Selama dalam perjalanan, kendatipun mengenakan pakaian lusuh, ketampanan wajah Damarwulan banyak menarik perhatian gadis-gadis. Apalagi sikap dan perilakunya yang santun. Tersiarlah ketampanan wajah Damarwulan sampai ke istana Blambangan, tepatnya ke telinga para istri Minak Jingga.
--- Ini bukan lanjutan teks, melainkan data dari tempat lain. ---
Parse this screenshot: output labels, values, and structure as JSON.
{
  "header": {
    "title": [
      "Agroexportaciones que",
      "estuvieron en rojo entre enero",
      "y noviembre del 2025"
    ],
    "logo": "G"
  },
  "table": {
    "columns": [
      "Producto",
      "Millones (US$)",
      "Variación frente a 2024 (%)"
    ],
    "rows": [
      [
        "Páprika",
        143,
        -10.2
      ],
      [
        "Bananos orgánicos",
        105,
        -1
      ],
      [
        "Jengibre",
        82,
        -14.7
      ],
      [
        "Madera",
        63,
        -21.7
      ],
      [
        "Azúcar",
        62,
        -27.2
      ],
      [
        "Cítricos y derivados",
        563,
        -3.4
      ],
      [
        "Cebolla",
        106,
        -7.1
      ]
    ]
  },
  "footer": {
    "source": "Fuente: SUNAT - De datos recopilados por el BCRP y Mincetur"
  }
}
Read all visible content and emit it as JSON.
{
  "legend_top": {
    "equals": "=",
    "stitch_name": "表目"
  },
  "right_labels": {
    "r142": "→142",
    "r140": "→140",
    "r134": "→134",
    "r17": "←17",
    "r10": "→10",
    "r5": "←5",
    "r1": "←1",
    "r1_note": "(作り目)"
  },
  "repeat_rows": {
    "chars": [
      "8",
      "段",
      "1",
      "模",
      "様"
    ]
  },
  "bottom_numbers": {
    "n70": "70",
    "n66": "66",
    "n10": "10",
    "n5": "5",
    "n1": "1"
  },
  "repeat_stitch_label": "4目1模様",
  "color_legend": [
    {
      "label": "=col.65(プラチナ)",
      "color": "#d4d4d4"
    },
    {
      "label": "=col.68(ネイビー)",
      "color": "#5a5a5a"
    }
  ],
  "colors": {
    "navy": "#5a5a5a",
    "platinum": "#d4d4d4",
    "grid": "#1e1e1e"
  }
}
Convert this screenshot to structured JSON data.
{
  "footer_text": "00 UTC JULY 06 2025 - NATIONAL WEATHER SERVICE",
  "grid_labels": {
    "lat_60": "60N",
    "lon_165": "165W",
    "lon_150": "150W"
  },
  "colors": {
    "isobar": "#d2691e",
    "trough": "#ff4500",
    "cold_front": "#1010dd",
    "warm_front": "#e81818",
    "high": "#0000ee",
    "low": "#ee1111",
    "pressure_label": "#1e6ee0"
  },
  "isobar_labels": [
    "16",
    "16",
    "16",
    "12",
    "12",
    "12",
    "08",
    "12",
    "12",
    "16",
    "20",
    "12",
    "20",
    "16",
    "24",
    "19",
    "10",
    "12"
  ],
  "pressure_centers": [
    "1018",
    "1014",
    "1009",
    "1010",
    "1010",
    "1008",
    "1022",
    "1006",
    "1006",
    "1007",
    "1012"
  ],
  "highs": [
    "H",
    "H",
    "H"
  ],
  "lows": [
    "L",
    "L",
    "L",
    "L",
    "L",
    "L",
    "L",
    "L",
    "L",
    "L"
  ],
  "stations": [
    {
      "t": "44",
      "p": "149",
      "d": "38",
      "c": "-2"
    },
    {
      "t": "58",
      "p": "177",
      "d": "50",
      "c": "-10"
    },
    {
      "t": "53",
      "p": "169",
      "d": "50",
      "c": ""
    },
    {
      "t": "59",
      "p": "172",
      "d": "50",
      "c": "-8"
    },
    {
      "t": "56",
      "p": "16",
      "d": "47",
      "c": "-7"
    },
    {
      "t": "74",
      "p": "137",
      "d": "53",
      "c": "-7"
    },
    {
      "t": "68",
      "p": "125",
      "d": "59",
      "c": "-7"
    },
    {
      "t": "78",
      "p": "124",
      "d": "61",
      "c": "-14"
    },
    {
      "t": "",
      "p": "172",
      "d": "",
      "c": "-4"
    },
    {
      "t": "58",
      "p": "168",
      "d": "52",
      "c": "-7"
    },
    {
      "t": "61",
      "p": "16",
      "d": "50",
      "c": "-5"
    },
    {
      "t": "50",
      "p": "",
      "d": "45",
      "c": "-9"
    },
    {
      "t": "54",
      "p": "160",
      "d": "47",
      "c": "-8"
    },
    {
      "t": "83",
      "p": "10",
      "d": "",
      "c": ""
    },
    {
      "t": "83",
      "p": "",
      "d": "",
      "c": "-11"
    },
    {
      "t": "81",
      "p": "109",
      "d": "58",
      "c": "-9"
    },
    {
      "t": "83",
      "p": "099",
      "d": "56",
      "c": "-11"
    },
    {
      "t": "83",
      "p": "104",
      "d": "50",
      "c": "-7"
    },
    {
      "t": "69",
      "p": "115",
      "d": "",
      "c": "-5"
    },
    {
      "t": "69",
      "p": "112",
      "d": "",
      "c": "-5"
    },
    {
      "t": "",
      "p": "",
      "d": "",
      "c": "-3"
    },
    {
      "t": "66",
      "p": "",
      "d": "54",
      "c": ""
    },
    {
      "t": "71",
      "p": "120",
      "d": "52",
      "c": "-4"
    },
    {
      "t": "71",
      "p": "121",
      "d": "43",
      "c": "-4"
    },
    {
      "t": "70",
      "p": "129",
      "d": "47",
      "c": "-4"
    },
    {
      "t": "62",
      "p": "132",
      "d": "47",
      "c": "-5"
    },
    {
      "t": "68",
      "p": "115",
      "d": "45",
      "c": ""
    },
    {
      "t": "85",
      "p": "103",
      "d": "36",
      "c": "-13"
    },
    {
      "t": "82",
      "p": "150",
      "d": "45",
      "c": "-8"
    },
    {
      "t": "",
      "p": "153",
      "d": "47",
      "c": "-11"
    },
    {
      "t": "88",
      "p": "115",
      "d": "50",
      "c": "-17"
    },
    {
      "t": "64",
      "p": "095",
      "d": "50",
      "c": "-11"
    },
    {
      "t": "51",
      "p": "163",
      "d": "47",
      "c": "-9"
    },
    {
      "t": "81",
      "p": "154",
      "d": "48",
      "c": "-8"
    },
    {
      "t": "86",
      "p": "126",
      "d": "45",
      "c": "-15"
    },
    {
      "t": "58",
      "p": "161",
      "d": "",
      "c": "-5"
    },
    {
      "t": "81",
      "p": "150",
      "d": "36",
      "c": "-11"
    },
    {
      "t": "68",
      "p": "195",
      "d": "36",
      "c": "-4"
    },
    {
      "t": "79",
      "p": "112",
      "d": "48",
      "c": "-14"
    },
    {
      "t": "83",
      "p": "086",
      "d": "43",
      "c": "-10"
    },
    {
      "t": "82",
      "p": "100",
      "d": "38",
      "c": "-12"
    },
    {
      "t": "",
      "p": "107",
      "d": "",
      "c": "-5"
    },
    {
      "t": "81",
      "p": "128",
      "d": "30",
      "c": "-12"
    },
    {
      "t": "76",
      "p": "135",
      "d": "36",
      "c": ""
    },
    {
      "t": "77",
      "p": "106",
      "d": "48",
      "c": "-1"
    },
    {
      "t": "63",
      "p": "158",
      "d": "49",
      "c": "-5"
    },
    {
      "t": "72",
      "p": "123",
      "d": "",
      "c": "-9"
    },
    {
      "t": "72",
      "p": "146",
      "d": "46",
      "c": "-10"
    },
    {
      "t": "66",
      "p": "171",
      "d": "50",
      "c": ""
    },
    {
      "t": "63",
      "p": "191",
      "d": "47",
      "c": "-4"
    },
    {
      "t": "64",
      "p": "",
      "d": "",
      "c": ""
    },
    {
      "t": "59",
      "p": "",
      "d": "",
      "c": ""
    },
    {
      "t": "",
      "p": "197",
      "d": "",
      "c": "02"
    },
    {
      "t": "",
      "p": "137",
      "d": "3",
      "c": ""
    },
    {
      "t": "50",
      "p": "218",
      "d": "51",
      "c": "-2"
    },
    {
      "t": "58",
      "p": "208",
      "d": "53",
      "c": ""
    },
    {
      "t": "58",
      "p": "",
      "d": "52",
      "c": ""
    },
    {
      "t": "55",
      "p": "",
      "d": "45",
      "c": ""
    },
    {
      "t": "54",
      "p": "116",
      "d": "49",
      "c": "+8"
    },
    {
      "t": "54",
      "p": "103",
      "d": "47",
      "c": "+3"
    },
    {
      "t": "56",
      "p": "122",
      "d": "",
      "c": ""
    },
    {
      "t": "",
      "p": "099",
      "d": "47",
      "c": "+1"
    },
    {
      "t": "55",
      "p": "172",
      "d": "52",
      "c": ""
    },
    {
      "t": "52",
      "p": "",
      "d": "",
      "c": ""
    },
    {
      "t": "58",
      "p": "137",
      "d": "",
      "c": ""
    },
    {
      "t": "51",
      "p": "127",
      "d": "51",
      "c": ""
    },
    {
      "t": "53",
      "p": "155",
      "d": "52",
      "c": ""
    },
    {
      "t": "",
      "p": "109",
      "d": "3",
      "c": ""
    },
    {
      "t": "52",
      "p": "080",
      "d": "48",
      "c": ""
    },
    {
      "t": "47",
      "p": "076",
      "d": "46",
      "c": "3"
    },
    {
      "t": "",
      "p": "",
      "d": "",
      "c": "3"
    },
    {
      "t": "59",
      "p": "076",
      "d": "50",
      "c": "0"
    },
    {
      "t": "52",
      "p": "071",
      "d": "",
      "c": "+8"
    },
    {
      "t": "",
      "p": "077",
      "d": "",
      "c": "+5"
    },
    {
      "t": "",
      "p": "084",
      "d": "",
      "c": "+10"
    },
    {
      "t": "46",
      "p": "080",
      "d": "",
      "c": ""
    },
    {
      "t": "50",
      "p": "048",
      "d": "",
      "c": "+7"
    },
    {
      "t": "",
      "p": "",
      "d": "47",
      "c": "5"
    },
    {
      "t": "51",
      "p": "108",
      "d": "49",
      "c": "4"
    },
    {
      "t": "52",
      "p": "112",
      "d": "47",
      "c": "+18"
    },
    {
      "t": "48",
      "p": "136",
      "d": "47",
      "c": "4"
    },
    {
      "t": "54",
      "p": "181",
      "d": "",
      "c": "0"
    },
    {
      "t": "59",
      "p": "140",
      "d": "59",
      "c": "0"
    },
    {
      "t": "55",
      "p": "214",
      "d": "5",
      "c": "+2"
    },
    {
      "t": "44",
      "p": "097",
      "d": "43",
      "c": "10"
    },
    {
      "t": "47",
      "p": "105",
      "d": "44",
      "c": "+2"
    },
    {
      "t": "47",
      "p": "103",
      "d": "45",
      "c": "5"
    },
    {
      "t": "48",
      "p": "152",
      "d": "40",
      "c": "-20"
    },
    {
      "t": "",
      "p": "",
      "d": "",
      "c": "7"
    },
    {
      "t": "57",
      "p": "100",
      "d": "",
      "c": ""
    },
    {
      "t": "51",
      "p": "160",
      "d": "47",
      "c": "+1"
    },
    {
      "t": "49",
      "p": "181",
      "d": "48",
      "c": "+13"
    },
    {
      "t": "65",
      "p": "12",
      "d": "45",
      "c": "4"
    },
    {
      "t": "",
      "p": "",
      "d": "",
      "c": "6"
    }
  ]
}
Pada suatu pesta malam purnama, Damarwulan berhasil menemui keduanya. Kelembutan tutur dan ketampanan Damarwulan memikat hati para istri Minak Jingga. Kesempatan itu tidak disia-siakannya untuk semakin mengakrabi Wahita dan Puyengan. Damarwulan berhasil. Ia bebas keluar-masuk istana menemui dua orang bangsawan Bali istri-istri Minak Jingga itu. Hingga pada suatu kesempatan Damarwulan dapat membujuk Wahita dan Puyengan untuk mengambil Besi Kuning, pusaka andalan suaminya.
Prajurit perawat pusaka kerajaan yang bertugas memasuki ruang pusaka segera melapor. Minak Jingga berang saat dilapori hilangnya senjata itu. Istana pun dikepung dan seluruh ruangan digeledah. Beruntung Damarwulan dapat meloloskan diri dengan melompati pagar istana.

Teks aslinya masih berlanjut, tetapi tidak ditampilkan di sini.